Meryem y Ardashes se conocieron en el barco que los conducía hacia Argentina, en busca de la nueva tierra prometida. Ella dominaba el francés tanto como el turco: “Es terrible eso, se escondían hablando turco para que no percibieran que eran armenios. Era una forma de salvarse. Mi abuelo, en cambio, sí hablaba armenio. Duraron poco. Nació mi papá, que fue hijo único, y se separaron. Los dos murieron en los ´90”, dice la nieta que solo en una oportunidad vio a su abuelo y le pareció encantador.
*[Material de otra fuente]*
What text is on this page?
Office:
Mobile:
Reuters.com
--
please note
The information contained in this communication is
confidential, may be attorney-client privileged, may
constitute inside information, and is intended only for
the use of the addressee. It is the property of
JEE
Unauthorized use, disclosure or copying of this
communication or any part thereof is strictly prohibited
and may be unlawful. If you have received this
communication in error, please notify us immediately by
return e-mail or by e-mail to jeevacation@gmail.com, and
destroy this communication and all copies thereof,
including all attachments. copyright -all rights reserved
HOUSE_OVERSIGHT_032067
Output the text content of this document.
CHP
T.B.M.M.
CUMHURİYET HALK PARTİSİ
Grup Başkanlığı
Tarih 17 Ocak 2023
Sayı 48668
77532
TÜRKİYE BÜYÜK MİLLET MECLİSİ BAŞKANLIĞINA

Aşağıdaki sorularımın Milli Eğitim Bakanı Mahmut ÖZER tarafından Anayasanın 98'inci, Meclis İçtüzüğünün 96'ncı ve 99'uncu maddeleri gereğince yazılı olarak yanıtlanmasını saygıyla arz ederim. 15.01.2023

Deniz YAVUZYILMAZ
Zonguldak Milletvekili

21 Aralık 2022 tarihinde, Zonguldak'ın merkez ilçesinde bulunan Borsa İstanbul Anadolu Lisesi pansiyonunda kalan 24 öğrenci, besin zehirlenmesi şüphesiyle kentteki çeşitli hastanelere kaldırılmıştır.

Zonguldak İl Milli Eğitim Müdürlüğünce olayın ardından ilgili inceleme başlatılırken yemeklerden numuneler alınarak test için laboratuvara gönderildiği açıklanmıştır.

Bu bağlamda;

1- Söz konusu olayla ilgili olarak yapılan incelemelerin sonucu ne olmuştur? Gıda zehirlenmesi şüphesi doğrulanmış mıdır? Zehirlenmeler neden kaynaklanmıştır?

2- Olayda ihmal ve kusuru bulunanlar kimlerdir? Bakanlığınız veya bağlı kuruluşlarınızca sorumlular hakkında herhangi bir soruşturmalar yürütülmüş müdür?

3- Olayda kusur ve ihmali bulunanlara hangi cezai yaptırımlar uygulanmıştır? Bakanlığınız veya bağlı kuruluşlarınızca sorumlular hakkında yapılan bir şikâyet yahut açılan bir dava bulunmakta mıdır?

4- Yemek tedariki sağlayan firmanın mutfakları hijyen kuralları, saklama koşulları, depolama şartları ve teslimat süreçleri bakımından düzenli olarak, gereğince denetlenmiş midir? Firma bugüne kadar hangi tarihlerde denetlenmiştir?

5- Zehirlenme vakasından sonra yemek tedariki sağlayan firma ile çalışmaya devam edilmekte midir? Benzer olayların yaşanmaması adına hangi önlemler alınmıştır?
Ricardo, el padre de los hermanos, ante el pedido de sus hijos, fue contando parte de esa historia familiar oculta. “El día que con mi hermano comenzamos a preguntar y a leer nos largamos a llorar, no podíamos creer esa carga genética que llevamos”, sostiene Andrea. Su hermano Tato afirma: “Al conocer la historia de la familia, y la de muchos otros descendientes del Genocidio, comencé a entender a mi abuela, a comprender que se comportaba de una manera extraña a partir de todo lo que había vivido. Seguramente habremos heredado algunos de esos traumas de sangre, algo de aquello que tanto les dolió a los que se quedaron sin familia, sin casa, sin tierra. Entraban a tu casa y te sacaban a patadas”.
Si de herencia del dolor se trata, Andrea Borounian, durante años, conservó una valija con algunos objetos de gran valor afectivo y repitiendo aquel hábito de su abuela: “Un día mi padre se enojó conmigo y me dijo: ´Sos igual a tu abuela, vivís preparada para escaparte´. Tuve siempre la valija debajo de mi cama, estaba lista para salir. Allí ponía lo que más quería para que nadie me lo sacase. Regalos de mis padres, fotos, un ejemplar de El Principito. Todo junto. Supongo que es genético, ya no lo hago”. El dolor se traslada. Andrea tiene tatuados una estrella y una luna, símbolos de la bandera turca, una forma de visibilizar en la piel aquello que los marcó para siempre. Su comunión en la Iglesia San Gregorio, el Iluminador, definió para siempre su identidad.
Este 24 de abril, nuevamente, aparece nítido el recuerdo de los que no están: 1.500.000 armenios fueron exterminados y tantos otros en la diáspora fueron en busca de reconstruir algo de todo aquello que les fue usurpado con memoria, dignidad y el orgullo de una identidad. “Todos los días recordás algo del Genocidio, pero ves la indiferencia o el no reconocimiento de lo que lo perpetraron. Esperamos que, algún día, Turquía reconozca lo que hizo, las matanzas, la usurpación de tierras, el daño a los sobrevivientes y a las generaciones que siguieron, a los que crecieron escuchando esas historias”, concluye el cineasta Tato Borounian.